Rezensions-Blog 115: Schockwelle

Posted Juni 7th, 2017 by Uwe Lammers

Liebe Freunde des OSM,

es ist vermutlich nicht übertrieben, zu sagen, dass Clive Cussler und seine Coau­toren zu meinen Leib- und Magenautoren gehören und ich ihre Bücher gewöhnlich äußerst gern verschlinge. Ebenso naturgemäß gibt es aber bei solch einer Form einer sehr produktiven „Schreibfabrik“ schwache Werke, das ist einfach ganz natürlich.
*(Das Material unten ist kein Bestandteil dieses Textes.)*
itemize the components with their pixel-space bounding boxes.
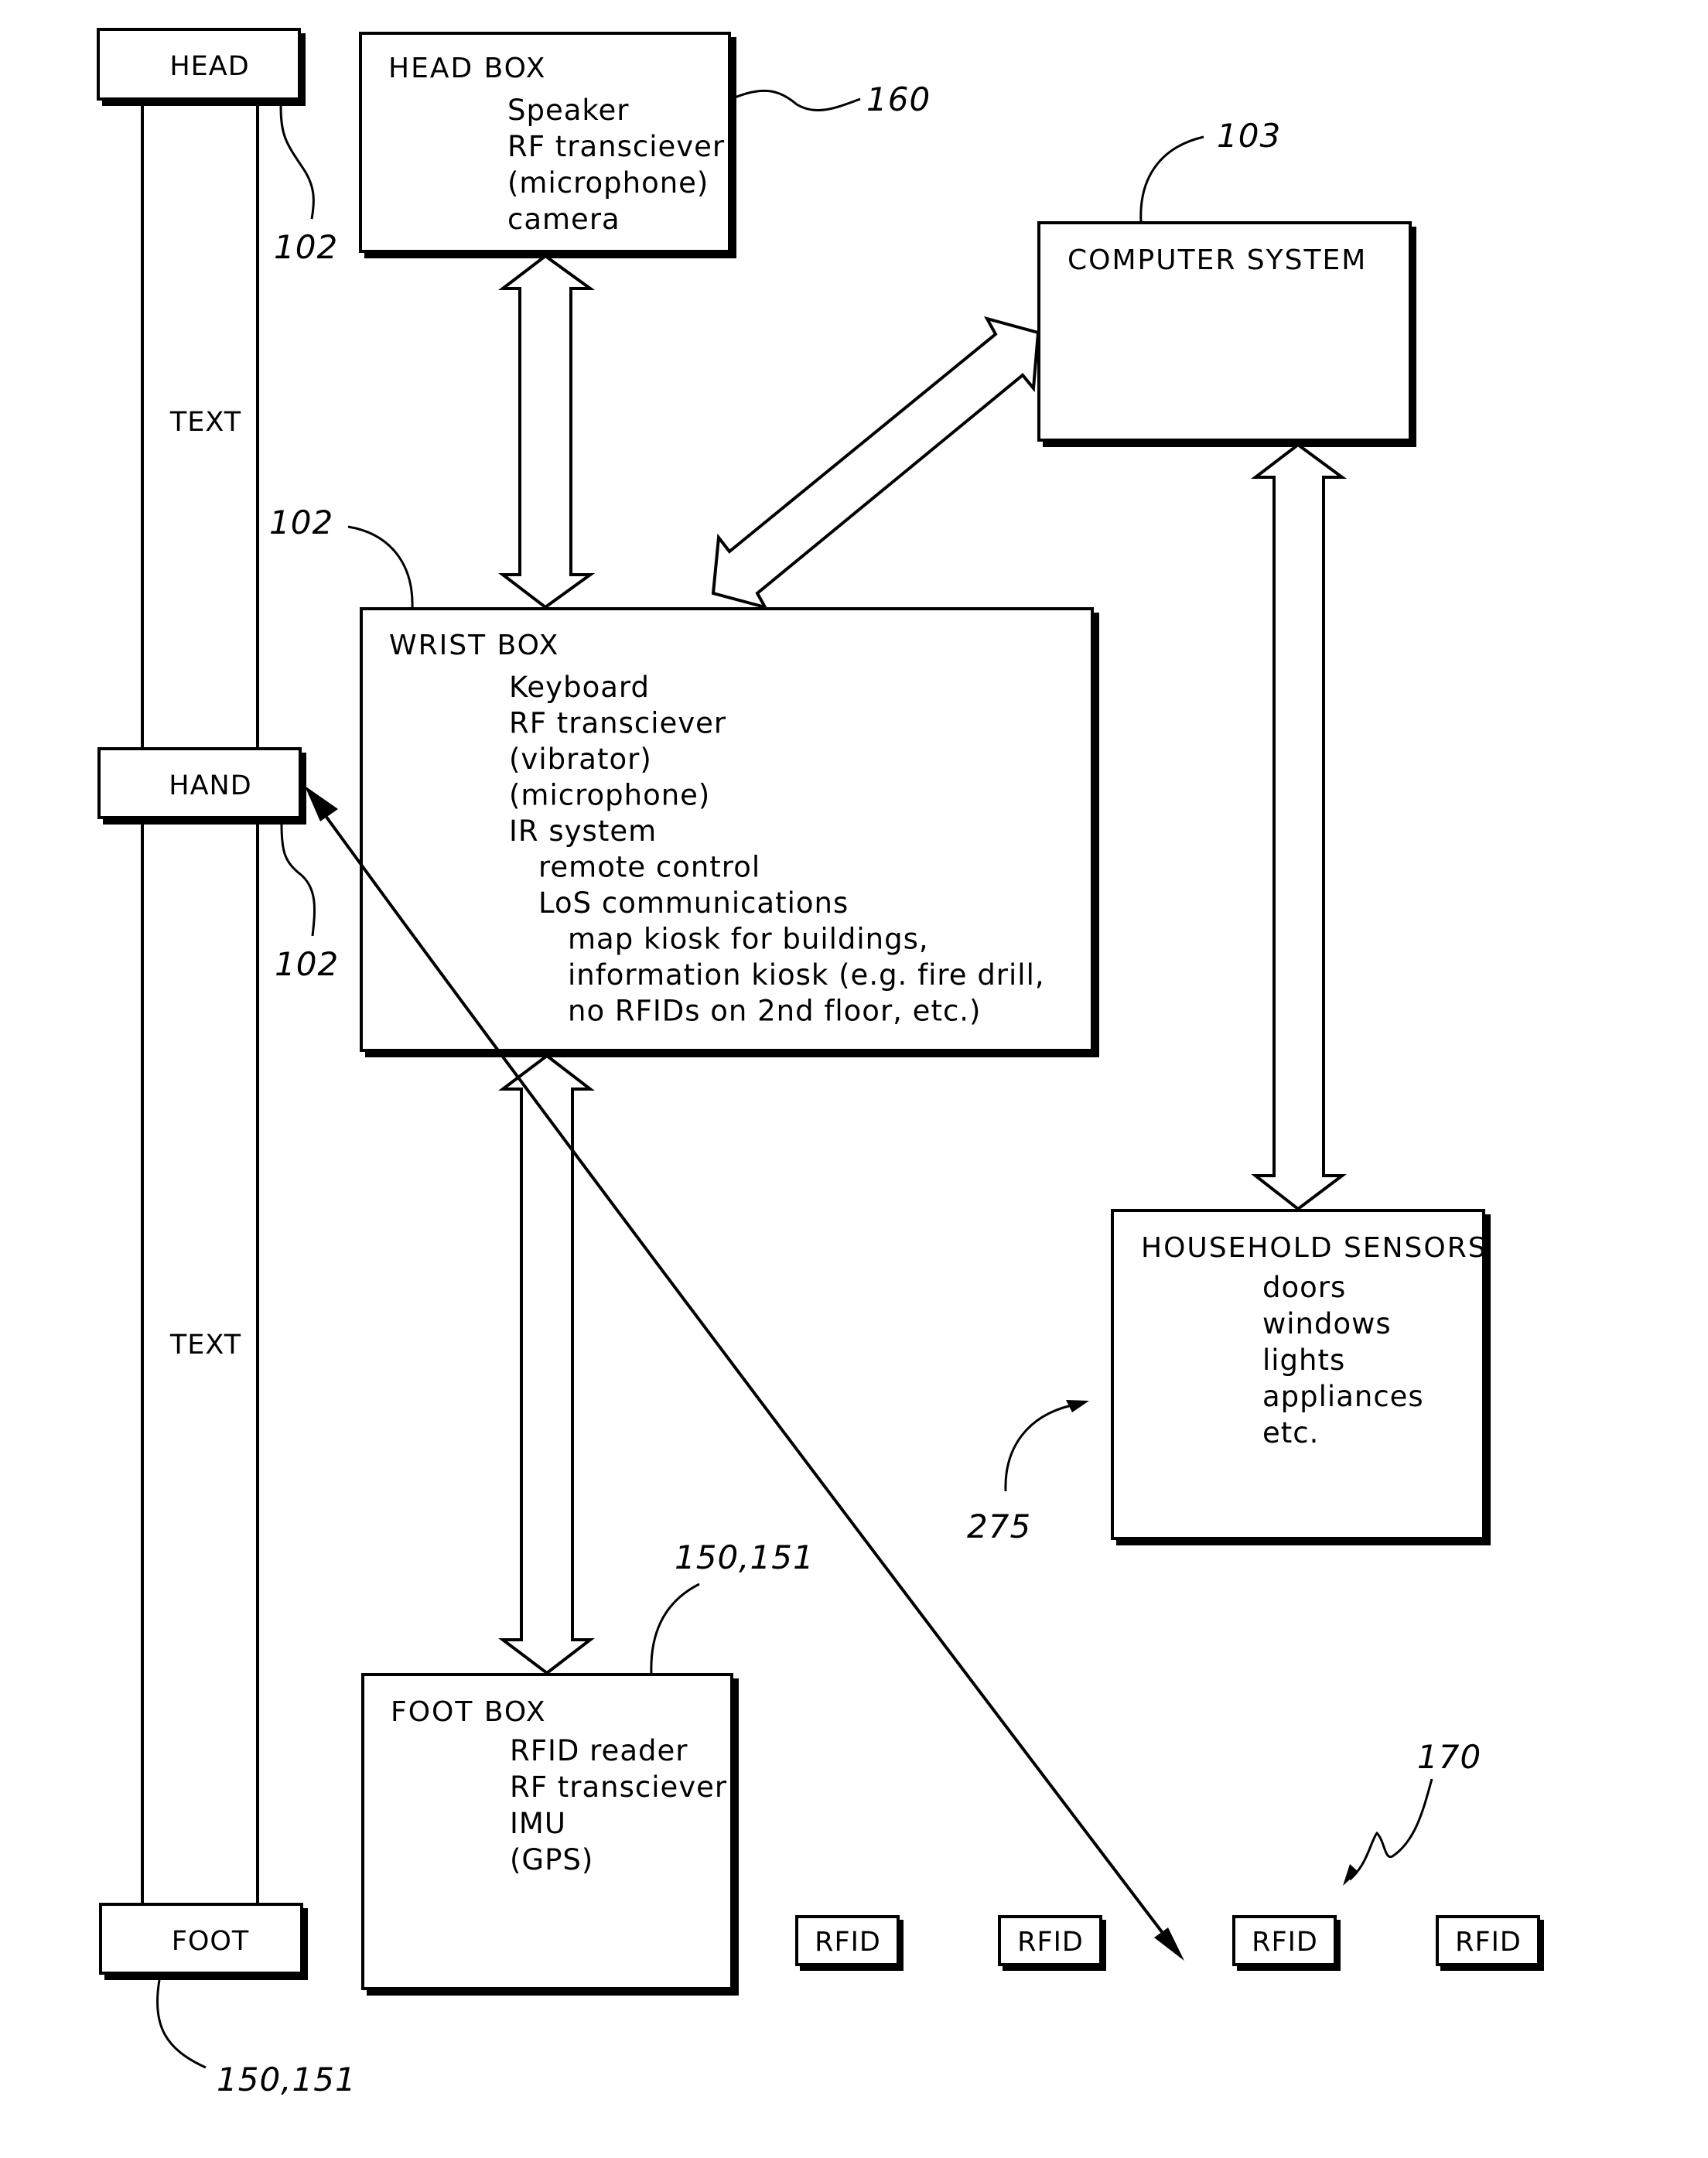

Den vorliegenden Roman würde ich als einen solchen bezeichnen, der zwar spannende Grundideen hat, aber zwischendrin gewisse Längen aufweist. Ich habe das unten thematisiert.

Dennoch gefällt mir das Buch nach wie vor durchaus so gut, dass ich es im Rah­men meiner Rezensions-Blogs für empfehlenswert halte. Wir kommen noch zu den wirklich anstrengenden Romanen von Cussler, wo sich mir die Haare sträubten. Der hier gehört definitiv nicht dazu.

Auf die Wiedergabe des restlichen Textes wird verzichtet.